Brain Stimulation
- Discipline: Neuromodulation
- Language: English
- Edited by: Mark S. George

Publication details
- History: 2008-present
- Publisher: Elsevier
- Frequency: Bimonthly
- Open access: Yes
- Impact factor: 9.611 (2021)

Standard abbreviations
- ISO 4: Brain Stimul.

Indexing
- ISSN: 1935-861X
- LCCN: 2007214181
- OCLC no.: 192010222

Links
- Journal homepage; Online access; Online archive;

= Brain Stimulation (journal) =

Brain Stimulation is a bimonthly peer-reviewed medical journal covering the field of neuromodulation. It was established in 2008 and is published by Elsevier. The editor-in-chief is Mark S. George (Medical University of South Carolina). It publishes original research, reviews, and editorials covering various modalities of neuromodulation such as transcranial magnetic stimulation, electrical deep brain stimulation, transcranial direct-current stimulation, ultrasound neuromodulation, and optogenetics.
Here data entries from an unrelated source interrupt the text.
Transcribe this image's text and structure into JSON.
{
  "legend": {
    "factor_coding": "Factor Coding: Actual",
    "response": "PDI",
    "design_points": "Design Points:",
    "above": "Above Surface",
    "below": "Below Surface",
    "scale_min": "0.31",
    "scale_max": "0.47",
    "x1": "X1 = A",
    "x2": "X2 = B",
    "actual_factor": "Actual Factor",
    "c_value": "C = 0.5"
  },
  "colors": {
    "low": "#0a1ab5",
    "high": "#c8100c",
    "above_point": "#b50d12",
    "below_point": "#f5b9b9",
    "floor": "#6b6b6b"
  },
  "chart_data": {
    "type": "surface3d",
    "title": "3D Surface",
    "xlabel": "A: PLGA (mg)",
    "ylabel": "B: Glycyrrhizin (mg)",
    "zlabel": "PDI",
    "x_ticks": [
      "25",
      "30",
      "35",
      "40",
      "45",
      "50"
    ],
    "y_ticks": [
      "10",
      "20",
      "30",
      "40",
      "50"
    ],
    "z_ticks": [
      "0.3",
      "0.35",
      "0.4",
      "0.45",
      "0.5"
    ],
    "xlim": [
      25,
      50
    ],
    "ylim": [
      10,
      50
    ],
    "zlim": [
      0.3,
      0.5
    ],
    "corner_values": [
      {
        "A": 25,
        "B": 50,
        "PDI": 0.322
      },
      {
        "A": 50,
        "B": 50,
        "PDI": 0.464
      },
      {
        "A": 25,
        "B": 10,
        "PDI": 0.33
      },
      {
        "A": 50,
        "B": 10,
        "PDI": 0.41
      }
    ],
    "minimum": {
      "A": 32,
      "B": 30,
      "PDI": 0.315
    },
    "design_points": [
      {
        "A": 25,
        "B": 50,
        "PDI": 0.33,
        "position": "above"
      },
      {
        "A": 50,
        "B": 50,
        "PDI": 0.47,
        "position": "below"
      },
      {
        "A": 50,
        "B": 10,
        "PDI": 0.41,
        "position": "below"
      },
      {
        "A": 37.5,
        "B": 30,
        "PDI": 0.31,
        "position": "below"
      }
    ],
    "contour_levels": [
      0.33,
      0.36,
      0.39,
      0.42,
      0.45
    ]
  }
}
== Abstracting and indexing ==
The journal is abstracted and indexed in:

- BIOSIS Previews
- Biological Abstracts
- Current Contents/Clinical Medicine
- Index Medicus/MEDLINE/PubMed
- Neuroscience Citation Index
- PsycINFO
- Science Citation Index Expanded
- Scopus

According to the Journal Citation Reports, the journal has a 2018 impact factor of 6.919.